Por Stella Galazzi
Basta por hoy, se dijo a eso de las cinco de la
tarde, después de un último timbre y de la décima negativa. Tal vez mañana la
suerte sea otra, hoy hay que dejarlo aquí. Los rechazos se inscriben en el rostro,
no solo en el papel; van minando la propia confianza y entonces ya es imposible
convencer a nadie, le enseñó su abuelo.
Los bancos de la plaza están llenos de madres
que cuidan a sus hijos, de jubilados tomando sol, de parejas jóvenes haciéndose
arrumacos.
Ella camina en círculos esperando que alguien
desocupe un lugar cuando de repente lo ve ahí, sentado al lado de una mujer que
parece no tener nada que ver con él. Más viejo, canoso, ha engordado un poco, está
leyendo. Era él, seguro. Ella pasa delante de ambos, y sigue. Da una vuelta por
el sendero, buscando un lugar desde donde pueda ver el banco de atrás y se
detiene a estudiar la situación.
La mujer de blusa gris y falda a cuadros que
está junto al hombre tiene la cartera apretada contra la cintura y levanta cada
tanto una mano, llevándose algo a la boca. Luego se queda mirando al frente o hacia
la izquierda, donde no hay nadie, salvo la gente que pasa y los autos en la
calle. Evidentemente, piensa la observadora, no están juntos. Él da vuelta las
páginas lentamente, como si se perdiera en la lectura o le costara descifrar lo
que está escrito.
Esa obsesión maniática de analizarlo todo y
buscar alternativas de hechos que seguramente significaban otra cosa, era
inútil. Ella lo sabía pero actuar de ese modo la serenaba y le permitía estar
ahí parada mirando la nuca de ese hombre que una vez la encerró primeramente en
una habitación, después en el baúl de un coche y finalmente en un galpón en las
afueras de la ciudad, cuando tenía quince años.

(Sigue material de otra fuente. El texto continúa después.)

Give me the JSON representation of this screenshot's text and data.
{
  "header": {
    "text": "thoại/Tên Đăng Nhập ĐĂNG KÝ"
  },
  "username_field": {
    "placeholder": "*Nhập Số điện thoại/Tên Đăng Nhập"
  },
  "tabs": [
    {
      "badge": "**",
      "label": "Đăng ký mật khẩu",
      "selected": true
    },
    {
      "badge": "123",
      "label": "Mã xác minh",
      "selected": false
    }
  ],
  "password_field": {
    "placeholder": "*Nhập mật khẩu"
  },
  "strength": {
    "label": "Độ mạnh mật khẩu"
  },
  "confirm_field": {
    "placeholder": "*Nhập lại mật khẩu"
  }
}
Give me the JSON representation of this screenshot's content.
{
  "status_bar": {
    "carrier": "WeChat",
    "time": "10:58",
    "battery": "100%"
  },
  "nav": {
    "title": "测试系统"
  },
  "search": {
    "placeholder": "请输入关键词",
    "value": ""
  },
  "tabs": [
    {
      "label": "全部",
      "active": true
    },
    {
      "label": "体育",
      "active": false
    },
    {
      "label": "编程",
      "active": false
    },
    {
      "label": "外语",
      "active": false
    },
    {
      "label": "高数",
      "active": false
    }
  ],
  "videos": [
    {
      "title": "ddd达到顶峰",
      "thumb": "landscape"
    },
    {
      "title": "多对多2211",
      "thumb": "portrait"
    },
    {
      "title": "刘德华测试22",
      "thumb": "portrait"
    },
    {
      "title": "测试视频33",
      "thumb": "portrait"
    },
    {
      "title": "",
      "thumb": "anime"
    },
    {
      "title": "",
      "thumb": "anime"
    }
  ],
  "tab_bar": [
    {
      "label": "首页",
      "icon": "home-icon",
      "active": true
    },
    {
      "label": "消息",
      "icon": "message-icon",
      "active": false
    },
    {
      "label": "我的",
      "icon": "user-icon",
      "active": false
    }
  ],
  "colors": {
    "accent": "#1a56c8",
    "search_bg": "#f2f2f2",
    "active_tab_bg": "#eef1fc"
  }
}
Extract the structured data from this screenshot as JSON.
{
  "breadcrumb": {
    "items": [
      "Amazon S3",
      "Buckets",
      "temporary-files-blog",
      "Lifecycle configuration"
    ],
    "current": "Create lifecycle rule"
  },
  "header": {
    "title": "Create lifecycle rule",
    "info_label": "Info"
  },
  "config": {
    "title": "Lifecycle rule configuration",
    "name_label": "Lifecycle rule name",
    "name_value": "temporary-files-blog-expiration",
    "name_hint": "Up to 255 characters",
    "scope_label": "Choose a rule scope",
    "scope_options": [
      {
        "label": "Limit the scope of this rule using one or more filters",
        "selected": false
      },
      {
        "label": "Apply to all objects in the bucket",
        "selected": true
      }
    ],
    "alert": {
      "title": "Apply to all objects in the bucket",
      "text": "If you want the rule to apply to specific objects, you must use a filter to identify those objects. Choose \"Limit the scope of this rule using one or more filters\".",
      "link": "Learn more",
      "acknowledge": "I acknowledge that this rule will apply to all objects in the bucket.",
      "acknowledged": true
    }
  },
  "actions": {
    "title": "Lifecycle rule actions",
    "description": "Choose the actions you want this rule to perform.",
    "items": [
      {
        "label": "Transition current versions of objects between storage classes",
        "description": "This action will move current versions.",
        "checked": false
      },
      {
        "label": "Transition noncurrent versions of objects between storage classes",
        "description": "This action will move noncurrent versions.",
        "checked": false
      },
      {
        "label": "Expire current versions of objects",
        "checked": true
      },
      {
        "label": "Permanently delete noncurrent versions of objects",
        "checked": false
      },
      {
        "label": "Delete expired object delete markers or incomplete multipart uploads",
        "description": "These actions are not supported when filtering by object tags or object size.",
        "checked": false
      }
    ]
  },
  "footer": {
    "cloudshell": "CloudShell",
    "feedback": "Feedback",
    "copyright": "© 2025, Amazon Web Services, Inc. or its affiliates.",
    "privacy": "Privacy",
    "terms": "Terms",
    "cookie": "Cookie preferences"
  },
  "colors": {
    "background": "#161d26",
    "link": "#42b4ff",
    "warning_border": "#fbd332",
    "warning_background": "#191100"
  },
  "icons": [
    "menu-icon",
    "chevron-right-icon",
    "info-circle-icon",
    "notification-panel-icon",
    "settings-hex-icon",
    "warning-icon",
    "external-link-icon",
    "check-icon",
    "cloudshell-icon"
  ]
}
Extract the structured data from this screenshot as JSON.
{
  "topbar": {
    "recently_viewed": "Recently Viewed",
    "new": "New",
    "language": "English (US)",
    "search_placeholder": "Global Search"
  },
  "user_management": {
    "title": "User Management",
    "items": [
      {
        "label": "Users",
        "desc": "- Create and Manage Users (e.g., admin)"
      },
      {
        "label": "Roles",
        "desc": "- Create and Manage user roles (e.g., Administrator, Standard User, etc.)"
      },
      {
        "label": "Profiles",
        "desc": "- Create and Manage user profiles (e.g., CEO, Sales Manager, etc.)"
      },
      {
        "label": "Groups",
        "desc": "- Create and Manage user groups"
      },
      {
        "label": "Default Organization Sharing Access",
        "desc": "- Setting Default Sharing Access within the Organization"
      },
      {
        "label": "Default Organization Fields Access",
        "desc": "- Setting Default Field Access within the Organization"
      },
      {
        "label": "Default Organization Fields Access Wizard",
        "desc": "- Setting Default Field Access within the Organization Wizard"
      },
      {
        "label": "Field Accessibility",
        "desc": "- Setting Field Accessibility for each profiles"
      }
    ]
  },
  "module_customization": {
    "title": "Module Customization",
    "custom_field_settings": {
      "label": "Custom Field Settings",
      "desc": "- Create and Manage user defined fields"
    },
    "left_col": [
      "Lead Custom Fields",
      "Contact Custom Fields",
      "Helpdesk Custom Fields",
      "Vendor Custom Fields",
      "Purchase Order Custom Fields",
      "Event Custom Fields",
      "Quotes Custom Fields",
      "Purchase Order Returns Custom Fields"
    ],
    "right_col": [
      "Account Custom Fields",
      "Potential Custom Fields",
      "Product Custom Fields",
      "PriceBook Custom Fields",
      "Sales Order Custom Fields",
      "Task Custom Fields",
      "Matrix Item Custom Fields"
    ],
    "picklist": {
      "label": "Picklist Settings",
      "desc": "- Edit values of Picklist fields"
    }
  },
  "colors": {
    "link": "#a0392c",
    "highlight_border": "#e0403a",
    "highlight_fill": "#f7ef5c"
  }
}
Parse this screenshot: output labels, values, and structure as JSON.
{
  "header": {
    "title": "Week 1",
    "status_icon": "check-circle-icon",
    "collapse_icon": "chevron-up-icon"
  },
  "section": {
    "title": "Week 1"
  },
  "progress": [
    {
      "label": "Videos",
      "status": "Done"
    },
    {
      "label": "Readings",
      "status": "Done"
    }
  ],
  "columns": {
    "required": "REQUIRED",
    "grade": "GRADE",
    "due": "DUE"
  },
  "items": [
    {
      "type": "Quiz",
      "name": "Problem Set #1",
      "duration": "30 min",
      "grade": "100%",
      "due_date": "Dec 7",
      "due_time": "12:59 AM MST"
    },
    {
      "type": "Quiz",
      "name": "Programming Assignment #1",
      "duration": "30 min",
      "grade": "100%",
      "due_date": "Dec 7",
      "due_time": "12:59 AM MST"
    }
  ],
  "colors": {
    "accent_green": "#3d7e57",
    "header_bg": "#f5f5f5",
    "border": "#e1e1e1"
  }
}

Está libre. Pasaron veinte años, seguramente ya
cumplió su condena, piensa ella.
Se declaró culpable cuando lo agarraron gracias
a un vecino que denunció que lo había visto bajar a una chica maniatada y
encapuchada del auto. El hombre declaró que no sabía por qué lo había hecho,
que estaba fuera de sí. Como no tenía antecedentes, acaso le dieron pocos años.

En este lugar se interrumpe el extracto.